I live in New York City where I walk the same streets most days. Occasionally, a store will close or a restaurant will change owners, and it’s almost impossible to remember what had been in its place even a week before – though I must have passed it 200 times, and even patronized it on occasion. That’s the nature of complacency (and it’s probably necessary for our sanity. If we noticed every detail there would be sensory and memory overload).
Therefore, when I travel, I try to visit the unexpected, so that I can be jolted out of this complacency to see the world with fresh eyes, to pick out that strange significant detail that will make the setting come alive in a story.
Last year I visited China, but instead of visiting Beijing and Shanghai, I met up with friends in Zhangjiajie National Park in Hunan Province (the inspiration for the movie “Avatar”). Not only were the karst formations otherworldly (it really did look like Pandora), but we were one of two small groups of western tourists in the park. There were recognizable elements that are apparently native to all national parks around the world – souvenir stands (a McDonald’s at the top of a mountain?), difficult-to-read wooden sign maps (I have to turn a map around in my hands to read it), whining children, fried food, biting bugs. But there were parts that seemed utterly foreign: the entire park had paved paths; on summits, employees made homemade noodles and roasted meat on a stick (which turned out to be not the best hiking food); the Chinese practice different etiquette on crowded paths, and we attracted attention as though we were movie stars. Through comparison, I was able to pinpoint what made American parks so American, to see our national parks in a new way.

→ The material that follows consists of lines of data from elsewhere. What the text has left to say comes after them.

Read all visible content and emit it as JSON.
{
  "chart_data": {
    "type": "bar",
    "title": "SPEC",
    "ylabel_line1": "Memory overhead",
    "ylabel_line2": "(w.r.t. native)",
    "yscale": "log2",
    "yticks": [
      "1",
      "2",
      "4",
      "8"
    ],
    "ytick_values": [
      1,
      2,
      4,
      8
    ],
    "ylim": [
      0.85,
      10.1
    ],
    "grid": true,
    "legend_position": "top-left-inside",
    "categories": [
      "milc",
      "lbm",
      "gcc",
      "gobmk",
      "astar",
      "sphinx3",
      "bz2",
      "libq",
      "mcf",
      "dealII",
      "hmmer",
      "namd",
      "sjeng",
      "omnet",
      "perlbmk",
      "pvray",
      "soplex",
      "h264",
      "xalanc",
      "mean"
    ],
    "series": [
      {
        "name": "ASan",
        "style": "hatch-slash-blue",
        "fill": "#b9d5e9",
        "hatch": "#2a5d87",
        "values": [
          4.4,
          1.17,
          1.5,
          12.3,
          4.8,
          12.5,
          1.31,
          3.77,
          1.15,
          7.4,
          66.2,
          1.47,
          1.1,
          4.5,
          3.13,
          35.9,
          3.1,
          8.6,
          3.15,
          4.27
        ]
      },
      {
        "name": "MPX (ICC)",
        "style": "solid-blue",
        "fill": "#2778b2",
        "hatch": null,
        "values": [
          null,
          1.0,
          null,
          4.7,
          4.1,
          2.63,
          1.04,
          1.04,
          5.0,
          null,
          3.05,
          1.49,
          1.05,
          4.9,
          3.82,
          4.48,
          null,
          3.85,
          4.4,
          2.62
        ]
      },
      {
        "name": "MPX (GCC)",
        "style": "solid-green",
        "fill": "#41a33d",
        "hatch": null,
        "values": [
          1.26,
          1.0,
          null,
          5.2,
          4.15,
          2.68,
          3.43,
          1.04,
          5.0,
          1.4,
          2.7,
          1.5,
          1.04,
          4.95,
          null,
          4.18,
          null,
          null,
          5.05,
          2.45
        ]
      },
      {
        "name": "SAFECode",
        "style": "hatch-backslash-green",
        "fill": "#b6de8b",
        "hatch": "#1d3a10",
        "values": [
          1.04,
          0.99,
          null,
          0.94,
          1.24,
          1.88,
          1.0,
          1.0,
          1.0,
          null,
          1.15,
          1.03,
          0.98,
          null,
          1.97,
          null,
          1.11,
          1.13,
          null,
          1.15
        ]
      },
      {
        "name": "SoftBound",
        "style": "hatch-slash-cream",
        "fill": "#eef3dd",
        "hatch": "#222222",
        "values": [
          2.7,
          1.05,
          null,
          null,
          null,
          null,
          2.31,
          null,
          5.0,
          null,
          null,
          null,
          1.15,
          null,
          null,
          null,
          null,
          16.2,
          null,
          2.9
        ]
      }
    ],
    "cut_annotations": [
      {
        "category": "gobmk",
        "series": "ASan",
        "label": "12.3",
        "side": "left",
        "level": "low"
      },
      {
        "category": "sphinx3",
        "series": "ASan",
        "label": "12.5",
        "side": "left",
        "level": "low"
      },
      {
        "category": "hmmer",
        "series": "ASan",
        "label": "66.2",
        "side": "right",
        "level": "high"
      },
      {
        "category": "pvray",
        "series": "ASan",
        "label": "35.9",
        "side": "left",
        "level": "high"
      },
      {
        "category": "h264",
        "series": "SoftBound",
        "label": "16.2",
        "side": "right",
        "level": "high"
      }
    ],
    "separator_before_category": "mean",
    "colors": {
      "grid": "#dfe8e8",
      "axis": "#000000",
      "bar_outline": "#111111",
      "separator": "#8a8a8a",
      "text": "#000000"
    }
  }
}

This is why I try to stay with people when I travel. (Also, I’m cheap.) By integrating myself into their daily lives, I am forced to examine the habits and choices I make daily, to step outside myself and see a life – my life – as an observer might. “Want to come visit me?” someone might ask offhandedly, and I’ll show up on their doorstep in Bamberg, Germany. “Can I come to dinner?” I might ask a new acquaintance, who lives in a conservative Syrian-Jewish family. What do they eat on Shabbat? “Want to meet me in Tbilisi?” a friend queried recently. I’ll admit I had to look it up (Georgia, bordering Turkey – they make good wine and like to eat dumplings with butter). I bought the ticket yesterday.